La cellula familiare del jihad L’esercito invade le strade
Allerta massima Migliaia di militari di pattuglia. Il fratello dell’attentatore: “Sono dello Stato islamico, sapevo dell’attacco” Ritrovati i resti dell’ordigno
Iresti dello zaino che conteneva l’ordigno. Una batteria da 12 volt, semidistrutta, forse usata come alimentatore. Bulloni come proiettili. Il possibile detonatore, ancora insanguinato. Non è chiaro il tipo di esplosivo, ma la potenza della detonazione ha scaraventato il busto dell’attentatore a metri di distanza, mentre i bulloni usati come proiettili hanno penetrato porte metalliche.
Le immagini dei pezzi della bomba che lunedì ha seminato la morte al termine del concerto di Ariana Grande fanno rabbrividire, ora che conosciamo nomi, età, volti di 12 delle 22 vittime, lo strazio delle famiglie, il dolore dei feriti, l’angoscia attorno ai dispersi. Lo scoop è del New York Times, che è venuto in possesso delle foto scattate sulla scena del crimine. Una fuga di notizie pesante per gli apparati di sicurezza britannici, già presi in contropiede, martedì, dalla rivelazione, prematura per lo svolgimento delle indagini, dell’identità dell’attentatore, quella volta a opera dell’intelligence statunitense. Ingerenza che il ministro degli Interni britannico Amber Rudd ha condannato pubblicamente.
INTANTO, si definisce meglio il network di cui, ora sembra certo, faceva parte Abedi: il fratello minore, Hashem, 20 anni, è stato arrestato martedì pomeriggio dalle Forze speciali libiche a Tripoli, ma la notizia è stata diffusa solo oggi. Hashem ha confermato di essere, come Salem, fedele all’Isis, e di essere al corrente del progetto di strage.

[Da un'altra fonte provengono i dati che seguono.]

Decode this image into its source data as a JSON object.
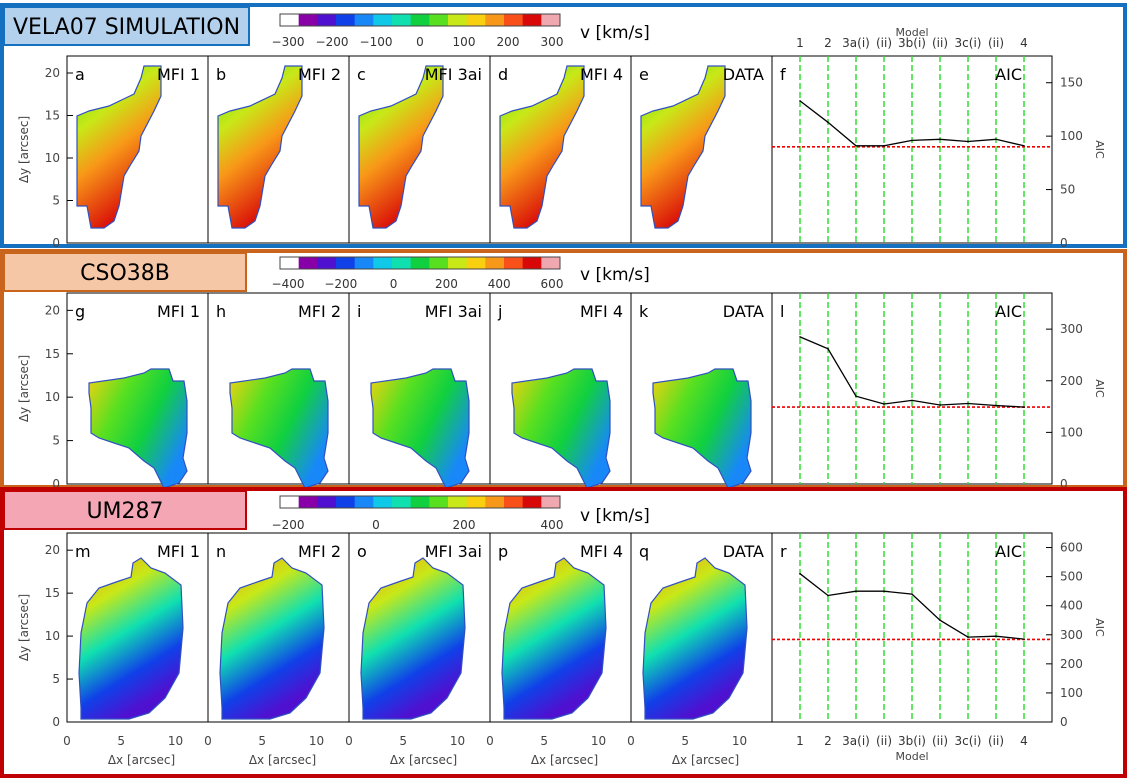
{
  "colors": {
    "vela_border": "#1670c0",
    "vela_title_bg": "#b3d0ec",
    "cso_border": "#c8641c",
    "cso_title_bg": "#f6c7a6",
    "um_border": "#c00000",
    "um_title_bg": "#f4a6b4",
    "model_line": "#22dd22",
    "data_line": "#ee0000",
    "aic_line": "#000000",
    "velocity_colormap": [
      "#ffffff",
      "#8800a8",
      "#5010d0",
      "#1040e8",
      "#1888f8",
      "#10c8e8",
      "#10e0b0",
      "#10d040",
      "#58e020",
      "#c8e818",
      "#f8d010",
      "#f89818",
      "#f85018",
      "#d80808",
      "#f0a8b0"
    ]
  },
  "model_axis": {
    "title": "Model",
    "labels": [
      "1",
      "2",
      "3a(i)",
      "(ii)",
      "3b(i)",
      "(ii)",
      "3c(i)",
      "(ii)",
      "4"
    ]
  },
  "xaxis_label": "Δx [arcsec]",
  "yaxis_label": "Δy [arcsec]",
  "aic_label": "AIC",
  "map_xticks": [
    "0",
    "5",
    "10"
  ],
  "map_yticks": [
    "0",
    "5",
    "10",
    "15",
    "20"
  ],
  "rows": [
    {
      "title": "VELA07 SIMULATION",
      "colorbar": {
        "label": "v [km/s]",
        "ticks": [
          "−300",
          "−200",
          "−100",
          "0",
          "100",
          "200",
          "300"
        ]
      },
      "panels": [
        {
          "letter": "a",
          "name": "MFI  1"
        },
        {
          "letter": "b",
          "name": "MFI  2"
        },
        {
          "letter": "c",
          "name": "MFI  3ai"
        },
        {
          "letter": "d",
          "name": "MFI  4"
        },
        {
          "letter": "e",
          "name": "DATA"
        }
      ],
      "aic_letter": "f",
      "aic_ticks": [
        "0",
        "50",
        "100",
        "150"
      ]
    },
    {
      "title": "CSO38B",
      "colorbar": {
        "label": "v [km/s]",
        "ticks": [
          "−400",
          "−200",
          "0",
          "200",
          "400",
          "600"
        ]
      },
      "panels": [
        {
          "letter": "g",
          "name": "MFI  1"
        },
        {
          "letter": "h",
          "name": "MFI  2"
        },
        {
          "letter": "i",
          "name": "MFI  3ai"
        },
        {
          "letter": "j",
          "name": "MFI  4"
        },
        {
          "letter": "k",
          "name": "DATA"
        }
      ],
      "aic_letter": "l",
      "aic_ticks": [
        "0",
        "100",
        "200",
        "300"
      ]
    },
    {
      "title": "UM287",
      "colorbar": {
        "label": "v [km/s]",
        "ticks": [
          "−200",
          "0",
          "200",
          "400"
        ]
      },
      "panels": [
        {
          "letter": "m",
          "name": "MFI  1"
        },
        {
          "letter": "n",
          "name": "MFI  2"
        },
        {
          "letter": "o",
          "name": "MFI  3ai"
        },
        {
          "letter": "p",
          "name": "MFI  4"
        },
        {
          "letter": "q",
          "name": "DATA"
        }
      ],
      "aic_letter": "r",
      "aic_ticks": [
        "0",
        "100",
        "200",
        "300",
        "400",
        "500",
        "600"
      ]
    }
  ],
  "chart_data": [
    {
      "type": "line",
      "title": "",
      "panel": "f",
      "xlabel": "Model",
      "ylabel": "AIC",
      "categories": [
        "1",
        "2",
        "3a(i)",
        "(ii)",
        "3b(i)",
        "(ii)",
        "3c(i)",
        "(ii)",
        "4"
      ],
      "values": [
        133,
        113,
        91,
        91,
        96,
        97,
        95,
        97,
        91
      ],
      "reference_line": 90,
      "ylim": [
        0,
        175
      ],
      "grid": false
    },
    {
      "type": "line",
      "title": "",
      "panel": "l",
      "xlabel": "Model",
      "ylabel": "AIC",
      "categories": [
        "1",
        "2",
        "3a(i)",
        "(ii)",
        "3b(i)",
        "(ii)",
        "3c(i)",
        "(ii)",
        "4"
      ],
      "values": [
        285,
        262,
        170,
        155,
        162,
        153,
        156,
        152,
        149
      ],
      "reference_line": 149,
      "ylim": [
        0,
        370
      ],
      "grid": false
    },
    {
      "type": "line",
      "title": "",
      "panel": "r",
      "xlabel": "Model",
      "ylabel": "AIC",
      "categories": [
        "1",
        "2",
        "3a(i)",
        "(ii)",
        "3b(i)",
        "(ii)",
        "3c(i)",
        "(ii)",
        "4"
      ],
      "values": [
        510,
        435,
        450,
        450,
        440,
        350,
        292,
        295,
        285
      ],
      "reference_line": 284,
      "ylim": [
        0,
        650
      ],
      "grid": false
    }
  ]
}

Secondo SkyNews, avrebbe ricevuto dal fratello, poco prima dell’attentato, 4.500 dinari libici necessari alla preparazione di un attacco terroristico nella capitale libica.
Intanto ieri a Manchester, in due raid separati, di cui uno in un appartamento al centro di Manchester, polizia e Forze Speciali hanno arrestato ieri tre persone, portando il totale a quattro, fra cui Ismael, il fratello maggiori di Abedi, anche egli probabilmente implicato.

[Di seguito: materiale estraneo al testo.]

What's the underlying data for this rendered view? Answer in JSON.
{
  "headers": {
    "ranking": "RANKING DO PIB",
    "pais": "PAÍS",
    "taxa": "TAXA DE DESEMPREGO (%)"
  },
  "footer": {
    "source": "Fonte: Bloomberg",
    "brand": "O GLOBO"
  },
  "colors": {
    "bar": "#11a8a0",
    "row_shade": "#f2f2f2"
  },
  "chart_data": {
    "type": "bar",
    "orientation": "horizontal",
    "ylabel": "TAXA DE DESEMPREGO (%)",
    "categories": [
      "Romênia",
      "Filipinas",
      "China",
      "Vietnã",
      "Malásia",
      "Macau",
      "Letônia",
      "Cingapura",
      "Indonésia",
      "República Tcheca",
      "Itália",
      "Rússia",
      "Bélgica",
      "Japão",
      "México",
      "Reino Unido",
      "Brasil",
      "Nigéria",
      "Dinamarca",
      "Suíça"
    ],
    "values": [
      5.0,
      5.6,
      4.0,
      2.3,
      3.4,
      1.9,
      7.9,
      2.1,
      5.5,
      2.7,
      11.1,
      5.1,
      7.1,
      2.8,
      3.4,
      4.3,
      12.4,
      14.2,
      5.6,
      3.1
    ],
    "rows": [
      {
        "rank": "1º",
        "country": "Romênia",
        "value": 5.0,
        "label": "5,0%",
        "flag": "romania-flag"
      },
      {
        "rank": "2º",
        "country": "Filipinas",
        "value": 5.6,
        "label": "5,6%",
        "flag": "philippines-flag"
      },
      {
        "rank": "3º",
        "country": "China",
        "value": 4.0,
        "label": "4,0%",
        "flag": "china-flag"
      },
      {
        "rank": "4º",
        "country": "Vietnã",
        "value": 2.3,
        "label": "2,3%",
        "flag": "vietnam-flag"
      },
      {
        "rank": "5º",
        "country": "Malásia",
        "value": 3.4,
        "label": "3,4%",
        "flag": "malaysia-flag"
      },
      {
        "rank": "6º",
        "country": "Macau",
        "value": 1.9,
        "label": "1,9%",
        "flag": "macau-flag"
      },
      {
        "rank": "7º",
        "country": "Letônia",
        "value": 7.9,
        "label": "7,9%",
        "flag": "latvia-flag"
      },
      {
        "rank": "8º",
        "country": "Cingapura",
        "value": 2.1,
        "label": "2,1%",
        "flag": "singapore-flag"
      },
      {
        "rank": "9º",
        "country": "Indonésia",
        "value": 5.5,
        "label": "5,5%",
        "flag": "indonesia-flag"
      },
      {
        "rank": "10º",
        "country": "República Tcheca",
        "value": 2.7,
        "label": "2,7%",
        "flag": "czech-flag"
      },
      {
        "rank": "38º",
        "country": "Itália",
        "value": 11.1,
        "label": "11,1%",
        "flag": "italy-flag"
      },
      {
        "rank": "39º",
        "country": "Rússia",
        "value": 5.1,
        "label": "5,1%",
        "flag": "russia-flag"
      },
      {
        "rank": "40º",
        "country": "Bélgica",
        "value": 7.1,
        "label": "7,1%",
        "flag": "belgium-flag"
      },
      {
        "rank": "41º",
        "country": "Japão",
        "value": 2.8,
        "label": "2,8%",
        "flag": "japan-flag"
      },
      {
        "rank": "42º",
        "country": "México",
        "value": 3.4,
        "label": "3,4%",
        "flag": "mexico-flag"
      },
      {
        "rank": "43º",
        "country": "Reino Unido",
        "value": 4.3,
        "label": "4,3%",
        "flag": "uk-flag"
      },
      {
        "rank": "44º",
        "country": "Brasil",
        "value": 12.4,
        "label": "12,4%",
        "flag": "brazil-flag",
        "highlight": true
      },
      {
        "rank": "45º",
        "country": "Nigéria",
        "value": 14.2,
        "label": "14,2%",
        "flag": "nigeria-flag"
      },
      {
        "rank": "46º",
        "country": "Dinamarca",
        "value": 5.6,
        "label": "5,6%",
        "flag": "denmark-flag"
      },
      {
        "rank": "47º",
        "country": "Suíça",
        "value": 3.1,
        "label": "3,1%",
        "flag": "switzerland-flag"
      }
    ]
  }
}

Non è ancora chiaro il ruolo del padre, che Salem era andato a trovare in Libia di recente. All’Associated press aveva dichiarato che il figlio era innocente e che, secondo le sue informazioni, non avrebbe dovuto tornare a Manchester, ma in Arabia Saudita per il ramadan. Anche lui è stato arrestato.

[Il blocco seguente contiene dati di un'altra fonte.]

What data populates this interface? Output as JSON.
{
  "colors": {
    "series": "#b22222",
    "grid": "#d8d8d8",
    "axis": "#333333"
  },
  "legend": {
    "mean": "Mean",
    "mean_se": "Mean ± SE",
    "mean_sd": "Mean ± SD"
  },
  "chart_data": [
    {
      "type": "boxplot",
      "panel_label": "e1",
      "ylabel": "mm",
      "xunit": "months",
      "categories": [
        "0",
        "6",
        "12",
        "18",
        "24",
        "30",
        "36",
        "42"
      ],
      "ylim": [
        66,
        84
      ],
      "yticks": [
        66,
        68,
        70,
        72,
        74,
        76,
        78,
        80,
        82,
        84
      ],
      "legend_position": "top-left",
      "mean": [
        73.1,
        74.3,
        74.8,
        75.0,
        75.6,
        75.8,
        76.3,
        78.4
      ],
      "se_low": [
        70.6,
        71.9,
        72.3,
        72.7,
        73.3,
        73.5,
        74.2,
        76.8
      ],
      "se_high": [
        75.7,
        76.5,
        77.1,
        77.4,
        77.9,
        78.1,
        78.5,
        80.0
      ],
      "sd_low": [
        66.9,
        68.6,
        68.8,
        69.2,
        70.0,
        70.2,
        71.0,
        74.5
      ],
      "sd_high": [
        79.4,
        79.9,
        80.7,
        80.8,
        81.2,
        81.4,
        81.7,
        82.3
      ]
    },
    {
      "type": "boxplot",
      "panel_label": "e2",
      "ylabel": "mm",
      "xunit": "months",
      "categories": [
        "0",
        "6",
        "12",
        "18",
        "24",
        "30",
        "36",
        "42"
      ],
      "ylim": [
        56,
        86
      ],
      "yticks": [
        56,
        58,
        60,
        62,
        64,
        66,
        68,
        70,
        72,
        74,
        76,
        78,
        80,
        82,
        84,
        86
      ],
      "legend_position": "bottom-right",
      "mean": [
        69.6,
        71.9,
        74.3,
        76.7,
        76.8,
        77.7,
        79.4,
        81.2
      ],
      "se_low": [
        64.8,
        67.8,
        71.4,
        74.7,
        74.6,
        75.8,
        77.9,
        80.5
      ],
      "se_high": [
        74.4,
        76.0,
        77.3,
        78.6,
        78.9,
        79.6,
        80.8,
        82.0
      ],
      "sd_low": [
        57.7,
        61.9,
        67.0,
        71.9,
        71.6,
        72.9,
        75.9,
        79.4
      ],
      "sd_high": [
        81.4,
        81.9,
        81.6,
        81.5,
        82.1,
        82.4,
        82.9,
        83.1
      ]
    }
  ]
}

E il Regno Unito si blinda: nella notte di martedì, alla luce degli aggiornamenti di intelligence, il Joint Terrorism Analysis Centre aveva elevato il livello di allerta in tutto il Paese da SevereaCritical, il massimo allarme: classificazione utilizzata se un attentato è considerato imminente. Di conseguenza, è stata avviata l’Operazione Temperer, che prevede il dispiegamento di migliaia di soldati sul territorio nazionale, coordinati dalla polizia. Un intervento pianificato già dal 2015 per fronteggiare gravi minacce alla sicurezza nazio- nale, che Cameron però era sempre stato restio a usare, per evitare l’impressione che il governo fosse costretto a ricorrere a una sorta di legge marziale. Theresa May non ha esitato. Già da ieri, 1000 militari presidiavano obiettivi sensibili, monumenti e snodi della rete dei trasporti. A Londra il Parlamento è stato chiuso ai visitatori e il cambio della guardia sospeso. Lo scopo è duplice: accanto alla funzione deterrente la strategia è liberare pattuglie della polizia e mandarle in strada.
MA I DUBBI SONO DUE. Il primo: i terroristi possono colpire ovunque e chiunque, e anzi la loro strategia sembra quella di evitare i luoghi meglio difesi. Il secondo: impossibile monitorare tutto, specie dato il calo di poliziotti in servizio in Inghilterra e Galles. Secondo dati ufficiali, il loro numero, dal 2009 al 2016, è passato da 144.353 a 122.859 unità in seguito a tagli di budget dei governi conservatori.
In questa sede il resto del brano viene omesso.